Bab 8

28.3K 3.8K 262
                                    

"Sakti."

Sakti yang selesai berkumpul dengan teman-temannya kala itu hanya bisa terdiam saat menerima panggilan dari Hartati itu.

"Bagaimana, Nak?"

"Aku nggak mau balik, Bu. Aku nyaman disini."

"Tapi Ayahmu, sudah dua hari ini diperiksa sebagai saksi."

"Itu kan salah Ayah sendiri, sudah tau nggak semua pemimpin di Indonesia bisa pakai suap. Belum lepas jabatan udah kena kasus, ini cuma permainan politik, Bu."

Hartati hanya diam mendengar penuturan Sakti yang penuh emosi.

"Kalau dia terbukti bersalah, Ayah juga kena, perusahaan juga. Ibu.. ibu sendirian disini."

Sakti menghela napasnya dalam. Tidak pernah terbayangkan ibunya akan mengucapkan hal yang baru saja dia dengar. Sakti menerawang jauh ke beberapa hari yang lalu saat dia baru saja di kontrak oleh konsultan Jerman dalam sebuah proyek besar bidang property.

"Aku sudah membangun karirku disini, Bu."

"Yasudah. Jangan lupa makan dan jaga kesehatan ya."

Sebelum Hartati memutus sambungan video call itu, Sakti meremas lututnya pelan. "Akan aku pikirkan dulu, Bu"

Usahanya untuk kabur selama sepuluh tahun terakhir ini sia-sia. Keinginannya untuk membuktikan kepada Ayahnya dia bisa bertahan tanpa ayah dan perusahaan itu hanya sia-sia belaka. Laki-laki itu mengusap kepalanya pelan.

Apa yang harus dia lakukan?

Terbang dalam dimensi bernama masa lalu memang tidak pernah menyenangkan. Meskipun sudah dua tahun kepulangannya, Sakti masih bisa terbayang bagaimana raut wajah kecewa yang ditampilkan setiap hari saat menjalani hari-hari pertamanya disini.

Laki-laki itu menahan sesak dalam hatinya.
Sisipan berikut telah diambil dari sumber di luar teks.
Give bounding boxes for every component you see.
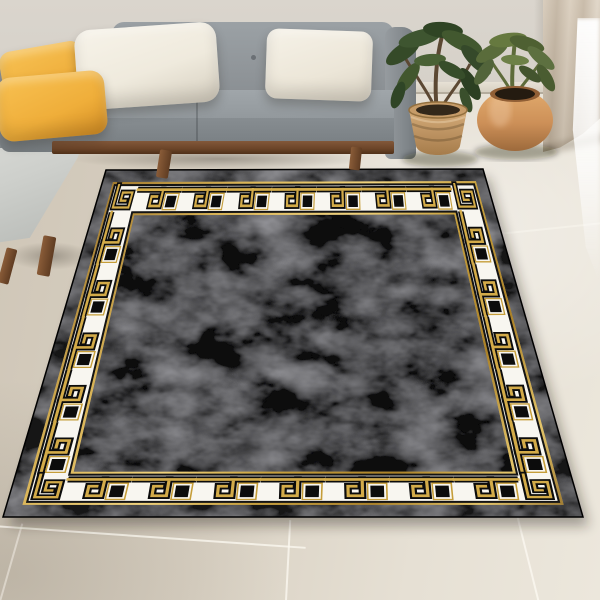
- plant-left: [382, 20, 495, 167]
- potted-plants: [0, 0, 600, 600]
- basket-planter: [409, 102, 467, 155]
- living-room-scene: [0, 0, 600, 600]
- terracotta-planter: [477, 86, 553, 151]
- plant-right: [470, 30, 558, 160]
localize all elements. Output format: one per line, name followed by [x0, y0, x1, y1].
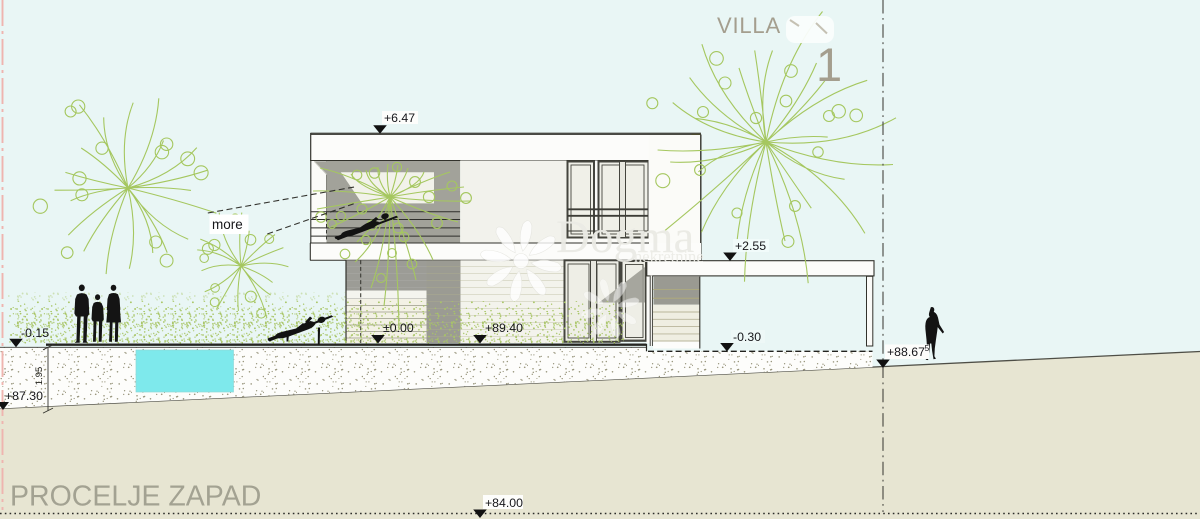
svg-text:-0.30: -0.30 — [733, 330, 761, 344]
svg-text:1: 1 — [816, 38, 842, 91]
svg-text:-0.15: -0.15 — [21, 326, 49, 340]
svg-text:1.95: 1.95 — [34, 367, 45, 386]
svg-text:+87.30: +87.30 — [5, 389, 43, 403]
svg-text:VILLA: VILLA — [717, 13, 781, 38]
svg-text:more: more — [212, 217, 243, 232]
svg-text:+88.67: +88.67 — [887, 345, 925, 359]
svg-text:+6.47: +6.47 — [384, 111, 415, 125]
svg-text:+2.55: +2.55 — [735, 239, 766, 253]
svg-text:5: 5 — [925, 343, 930, 353]
svg-text:PROCELJE ZAPAD: PROCELJE ZAPAD — [10, 481, 261, 513]
svg-text:+84.00: +84.00 — [485, 496, 523, 510]
svg-text:nekretnine: nekretnine — [634, 247, 704, 266]
svg-text:+89.40: +89.40 — [485, 321, 523, 335]
svg-text:±0.00: ±0.00 — [383, 321, 414, 335]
Siapa yang menginginkan semua ini? Dia sama sekali tidak ingin. Dia hanya menjalankan semua sesuai dengan arahan Ayahnya. Hatinya setengah menerima takdir ini, dia belum ikhlas menjalani semuanya.

Saat Adara mengatakan bahwa dia membutuhkan suami, Sakti tak perlu berpikir panjang untuk mengiyakan. Tidak masalah untuk sebuah pernikahan diatas perjanjian. Dari kecilpun, jalan hidupnya telah dipilihkan sekalipun dia kabur ke tempat yang jauh.

Lagipula pernikahan memang tidak sesakral itu baginya. Banyak teman-temannya yang sangat memuja pernikahan berakhir mengenaskan. Sebuah perceraian. Jadi setiap pilihan itu memang ada konsekuensi terburuknya. Memilih satu pilihan berarti harus menerima bahwa kesempatan memilih pilihan lain sudah tidak ada.

Di kasus pernikahan mereka, bagi Sakti konsekuensi terburuk bukanlah sebuah perceraian -karena mereka tahu dari awal ini akan terjadi. Konsekuensi yang paling buruk adalah salah satu jatuh cinta dengan yang lain, atau lebih parahnya.

Saling mencintai.

Hurt people hurt people.

Memang begitulah kenyataannya. Tidak ada dua orang yang sama-sama hancur bisa menguatkan satu sama lain. Tidak ada dua orang yang hancur bisa membuat sebuah istana megah bernama kebahagiaan. Karena ... mengurusi diri sendiri saja mereka sudah terlampau sibuk.

Lihat saja mereka sekarang, dua orang yang menyedihkan bergabung menjadi satu. Sakti tentu saja bisa menjalani hidupnya dengan baik, tapi Adara? Semua sinar di dalam dirinya sebelum menikah meredup dan hilang seketika. Sakti harus mengakui, dia juga punya andil dalam meredupkan cahaya Adara itu. Karena perbuatannya sendiri.

Sakti terdiam menatap Adara yang tertidur di mejanya, sehari setelah Adara pindah meja kerja di ruangannya, mereka terpaksa lembur karena besok ada panggilan oleh pihak kepolisian sehingga mereka harus kembali membawa bukti-bukti perusahaan yang mereka jalankan. Adara dari tadi pagi tidak berhenti-hentinya bekerja. Dia memang workaholic sejati, sedikitpun Adara tidak membiarkan fokusnya terganggu dari tadi. Dia benar-benar maksimal.